Although Yahoo has been asked, and has answered, these questions several times already, the doubts only seem to grow. Three months ago, when the company was preparing to report its second quarter earnings, its stock was depressed to around half its all-time high.

Having closed Friday down more than $3 a share to $81-1/4, it is now barely one-third above that peak [beyond that trough, should read]. Industry analysts warn it could fall some more if it says anything to suggest a slowdown in the future.

``The guidance they give is going to be more crucial than the numbers,'' said U.S. Bancorp Piper Jaffray analyst Safa Rashtchy. ``If they guide next quarter or year 2001 down, that would be a cause for concern.''

Depending on how it is measured, advertising currently accounts for between 80 to 90 percent of all the revenue that Yahoo generates, dwarfing the amount of money the company brings in from fee-based services it offers, such as store hosting for merchants and online conferencing for businesses.

NON-AD REVENUE

``They are growing non-ad revenue, but I would like to see it grow faster,'' admits Rashtchy.

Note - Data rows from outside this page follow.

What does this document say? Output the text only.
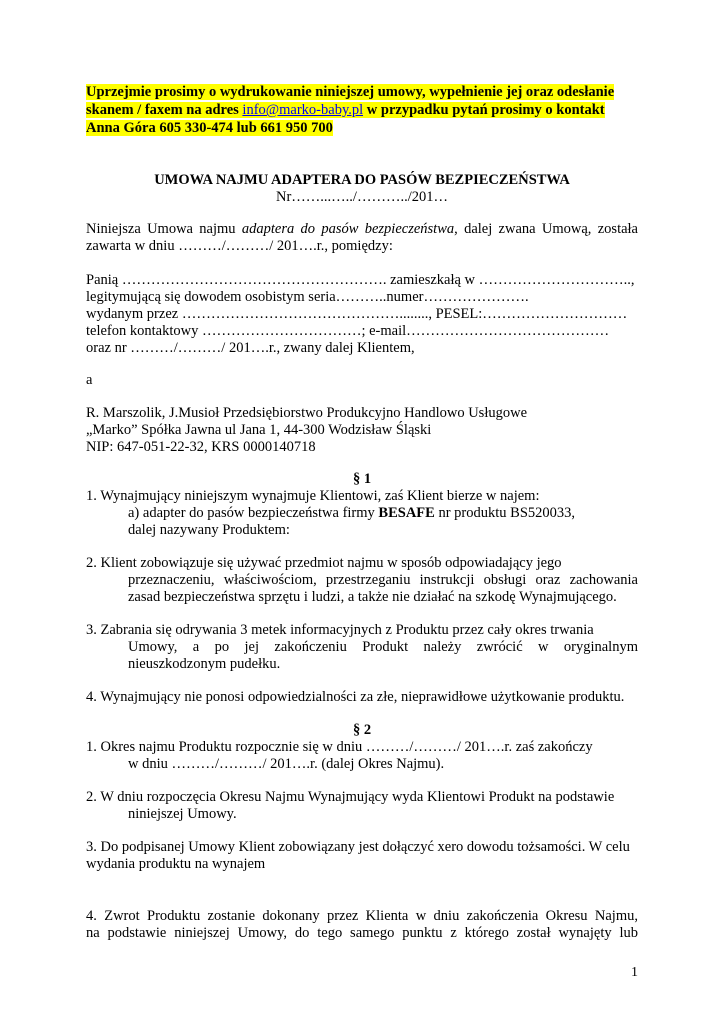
Uprzejmie prosimy o wydrukowanie niniejszej umowy, wypełnienie jej oraz odesłanie
skanem / faxem na adres info@marko-baby.pl w przypadku pytań prosimy o kontakt
Anna Góra 605 330-474 lub 661 950 700
UMOWA NAJMU ADAPTERA DO PASÓW BEZPIECZEŃSTWA
Nr……...…../………../201…
Niniejsza Umowa najmu adaptera do pasów bezpieczeństwa, dalej zwana Umową, została
zawarta w dniu ………/………/ 201….r., pomiędzy:
Panią ………………………………………………. zamieszkałą w …………………………..,
legitymującą się dowodem osobistym seria………..numer………………….
wydanym przez ………………………………………........, PESEL:…………………………
telefon kontaktowy ……………………………; e-mail……………………………………
oraz nr ………/………/ 201….r., zwany dalej Klientem,
a
R. Marszolik, J.Musioł Przedsiębiorstwo Produkcyjno Handlowo Usługowe
„Marko” Spółka Jawna ul Jana 1, 44-300 Wodzisław Śląski
NIP: 647-051-22-32, KRS 0000140718
§ 1
1. Wynajmujący niniejszym wynajmuje Klientowi, zaś Klient bierze w najem:
a) adapter do pasów bezpieczeństwa firmy BESAFE nr produktu BS520033,
dalej nazywany Produktem:
2. Klient zobowiązuje się używać przedmiot najmu w sposób odpowiadający jego
przeznaczeniu, właściwościom, przestrzeganiu instrukcji obsługi oraz zachowania
zasad bezpieczeństwa sprzętu i ludzi, a także nie działać na szkodę Wynajmującego.
3. Zabrania się odrywania 3 metek informacyjnych z Produktu przez cały okres trwania
Umowy, a po jej zakończeniu Produkt należy zwrócić w oryginalnym
nieuszkodzonym pudełku.
4. Wynajmujący nie ponosi odpowiedzialności za złe, nieprawidłowe użytkowanie produktu.
§ 2
1. Okres najmu Produktu rozpocznie się w dniu ………/………/ 201….r. zaś zakończy
w dniu ………/………/ 201….r. (dalej Okres Najmu).
2. W dniu rozpoczęcia Okresu Najmu Wynajmujący wyda Klientowi Produkt na podstawie
niniejszej Umowy.
3. Do podpisanej Umowy Klient zobowiązany jest dołączyć xero dowodu tożsamości. W celu
wydania produktu na wynajem
4. Zwrot Produktu zostanie dokonany przez Klienta w dniu zakończenia Okresu Najmu,
na podstawie niniejszej Umowy, do tego samego punktu z którego został wynajęty lub
1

And while the company has had almost unparalleled success attracting, and retaining advertisers, it seems that the viability of that business model will remain under scrutiny as long as so many of its potential advertisers keep going out of business.

Last quarter, Yahoo tried to put the question to rest when it said that its exposure to ``financially questionable'' advertisers was less than 10 percent.

But the extent to which the overall Internet business has deteriorated since then suggests that number needs to be revisited.

Investors who have watched one esteemed Internet stock after another become a pariah on Wall Street overnight, have grown skeptical of analyst recommendations and company reassurances, especially in view of the recent collapse of Priceline.com Inc (NasdaqNM:PCLN - news) stock to less than one-twentieth of its all-time high.

Until just recently, Priceline had remained a favorite pick of Wall Street analysts, who had grouped it with Yahoo in a select group of winning Internet stocks.

Now, some Wall Street analysts are admitting they are uncertain about Yahoo's outlook. ``There is still much controversy about exactly how much the dot-com slowdown will impact the company,'' Merrill Lynch analyst Henry Blodget wrote in a recent research report.

So are all these concerns about Yahoo justified?

For what the official forecasts are worth, there are a number of signs to suggest Yahoo is much more a stable media business than a troubled dot-com.

For all the talk of lost dot-com advertising, for instance, the market continues to show rapid growth. The Internet Advertising Bureau reported last week that online ad spending this year was on track to double 1999 levels.
By all accounts, Yahoo is positioned better than almost any business to win those new ad dollars.

``Marketers want the best possible position on the Internet they can get,''
said Abhishek Gami, an analyst with William Blair & Co in Chicago who recently initiated coverage of Yahoo with a long-term buy recommendation. Even those companies that need to scale back online ad budgets, will probably remove banners from less-visited sites before they leave Yahoo, he said.

``Yahoo has the one ingredient no one else except America Online (NYSE:AOL - news) has, and that is a large audience,'' said Gami.